Para o escritor Edward Relph, o núcleo de significado de lugar se estende, pensa ele, em suas ligações inextricáveis com o ser e com a nossa própria existência. Para Lígia Saramago, o que imediatamente se mostra como fundamental é a importância decisiva atribuída à relação entre ser e estar em seu lugar, uma relação de autêntica e essencial pertencimento do lugar.
Para Eduardo Marandola, é pelo lugar que nós identificamos, ou nos lembramos, constituindo-se assim, a base de nossa experiência no mundo. Para Werther Holzer, na medida em que o homem se aproxima desse espaço, ele se torna mundo, um exemplo de espaço primitivo que uma vez apropriado pelo homem, se torna lugar.
GEPCULTURA – ENGENHOCA – IGARAPÉ PRETO – PROVÍNCIA FEDERICO ROMÁN – BOLÍVIA – 2010.
Para Eric Dardel, podemos mudar de lugar, nos desalojarmos, mas ainda é a procura de um lugar. Para YI-Fu Tuan, o espaço transforma-se em lugar à medida que adquire definição e significado.
O escritor amazonense Paes Loureiro, nos diz que a natureza possui uma dimensão espiritual, povoada de mitos, recobrindo-a de superstições, destacando-lhe uma emotividade sensível, tornando – a lugar do ser, materializando nela sua criatividade e ultrapassando sua contingência na medida em que faz dela um lugar de transcendência.
Para o renomado escritor e geógrafo rondoniense, Josué da Costa Silva, líder e coordenador geral do Grupo de Estudos e Pesquisas, Modos de Vida e Culturas Amazônicas – GEPCULTURA, são os códigos éticos, morais e culturais que constituem a formação do lugar.
A casa do Igarapé Preto, continua sem embuste, sem empáfia e sem arrogância. A casa do Igarapé Preto é um lugar encantatório, exuberante e cheio de vivacidade. Um lugar imaculado, imensurável, inebriante e de uma paisagem, seja natural ou cultural, divinamente inefável.
A caudalosa Amazônia ribeirinha é complacente com a vida, é cosmopolita com a natureza, é dadivosa com as encantarias, é impávida com o cotidiano, é maviosa com o lugar e verdadeiramente benevolente com a vivacidade divinal de suas almas.

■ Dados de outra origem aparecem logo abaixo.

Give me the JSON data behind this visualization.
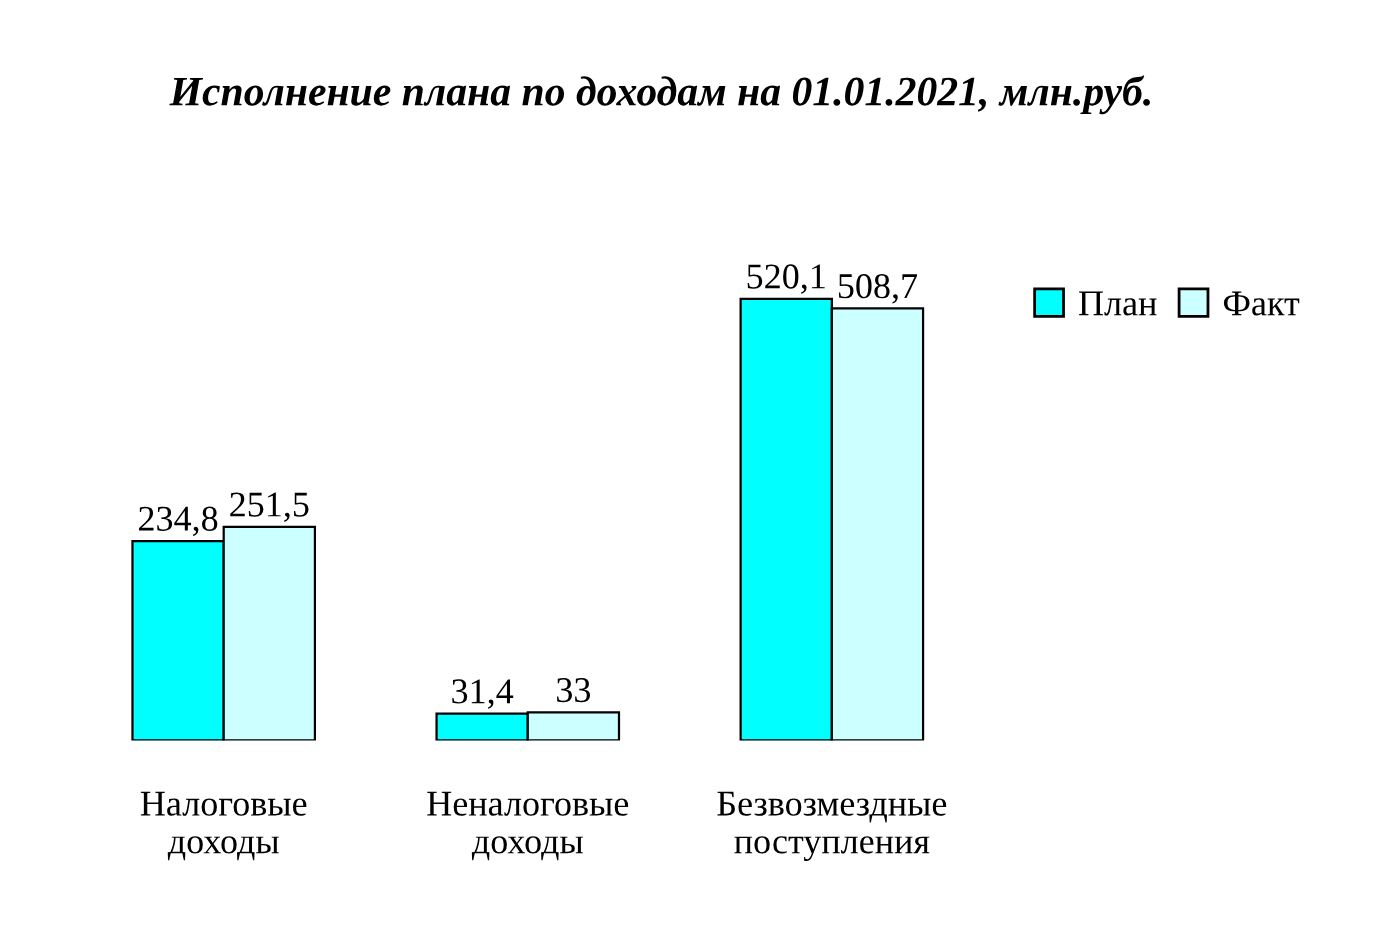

Marquelino Santana é doutor em geografia, pesquisador do Grupo de Estudos e Pesquisas, Modos de Vida e Culturas Amazônicas – Gepcultura/Unir e pesquisador do grupo de pesquisa Percival Farquhar o maior empresário do Brasil: Territórios, Redes e Conflitos na Implantação da Estrada de Ferro Madeira-Mamoré (EFMM-RO) e na Estrada de Ferro São Paulo-Rio Grande (EFSPRG-PR/SC), da Universidade Estadual de Londrina e do grupo de pesquisa Geografia Política, Território, Poder e Conflito, também da Universidade Estadual de Londrina.